◆プロボクシング ▽WBO世界フライ級(50・8キロ以下)タイトルマッチ12回戦 王者アンソニー・オラスクアガ―同級4位・桑原拓▽WBA・WBO世界ライトフライ級(48・9キロ以下)王座統一戦12回戦 WBA王者・高見亨介―WBO王者レネ・サンティアゴ▽WBA世界バンタム級(53・5キロ以下)タイトルマッチ12回戦 正規王者・堤聖也―暫定王者ノニト・ドネア(12月17日、東京・両国国技館)

 トリプル世界戦の前日計量が16日、都内のホテルで行われ、4度目の防衛戦に臨むWBO世界フライ級王者アンソニー・オラスクアガ(26)=米国/帝拳=は規定体重から400グラム軽い50・4キロで一発クリア。挑戦者のWBO世界同級4位・桑原拓(30)=大橋=もリミットから100グラムアンダーの50・7キロでパスした。

 体重をクリアして小さく両手で拳を握った桑原は「減量は最後はきつかったけど、スムーズでした。体は過去イチ(の仕上がり)。3か月前から試合に向けて準備してきましたから、それが体に出た」。急きょ決まった世界戦でも当初予定していた試合に向けて準備してきただけに、世界戦となってモチベーションはさらに高まった。

 この日の検診で、血圧が164/71と高めに出たが「実は事故渋滞にはまって、間に合うかなと…。10分前に着いて慌てて走ってきた。普段は110~120くらい。血圧も過去最高でした」と笑わせた。

 試合のルール会議では、オラスクアガが使用を予定していた米国ジャクソン社製のグラブが堅いと桑原陣営が指摘。WBOも認めて、王者はメキシコ製(レイジェス社)のグラブに変更となった。オラスクアガを指導する岡辺大介トレーナーは「本人も大丈夫というので変更しました。問題ありません」と話した。
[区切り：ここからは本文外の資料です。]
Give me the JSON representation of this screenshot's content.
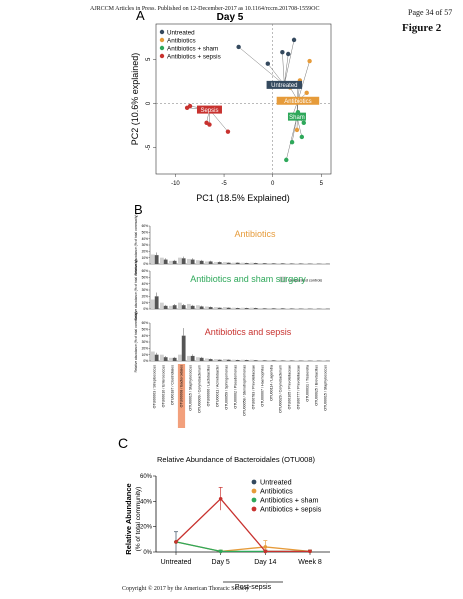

岡辺氏は「練習はできているし、いつもどおりの仕上がり。桑原対策もできている。ジャブを突いて、先に先に攻める」とV4へ自信を漂わせた。オラスクアガは、5度防衛するとWBOから特別リングが贈られるとあって、ここは負けられない一戦。15日の会見では「準備万端。4度目の防衛へ強さとコンディションをしっかり出したい」と意欲を見せていた。

 桑原は昨年5月の東京ドーム興行以来、2度目の世界挑戦。「体に張りはあるし、筋肉も大きくなって、サンドバッグやミット打ちでも威力、衝撃が自分でも違うと感じる。明日はそれをお見せできる」と話した桑原。「相手は攻撃的に来る。真っ向勝負を挑むか、足を使うか。瞬間、瞬間のひらめきと自分を信じて戦う」と力を込めた。

今夜はウナギを食べて精をつけるという。

 オラスクアガは世界3階級制覇王者・中谷潤人(27)=M・T=とは15歳から米国ロサンゼルスでルディ・エルナンデス・トレーナーの指導を受けてきた親友同士。一方、桑原は世界戦前の練習で、同じジムの先輩で世界4団体スーパーバンタム級(55・3キロ以下)統一王者・井上尚弥(32)=大橋=からアドバイスを受けたという。井上尚と中谷は来年5月、東京ドームでの対戦が期待されており、両選手はともに今月27日、サウジアラビアの首都リヤドでの興行で“競演”を果たす予定。今回は2人がそれぞれ“サポート”する選手同士の対戦。大きな注目を集めそうだ。

 戦績はオラスクアガが10勝(7KO)1敗、桑原が14勝(9KO)2敗。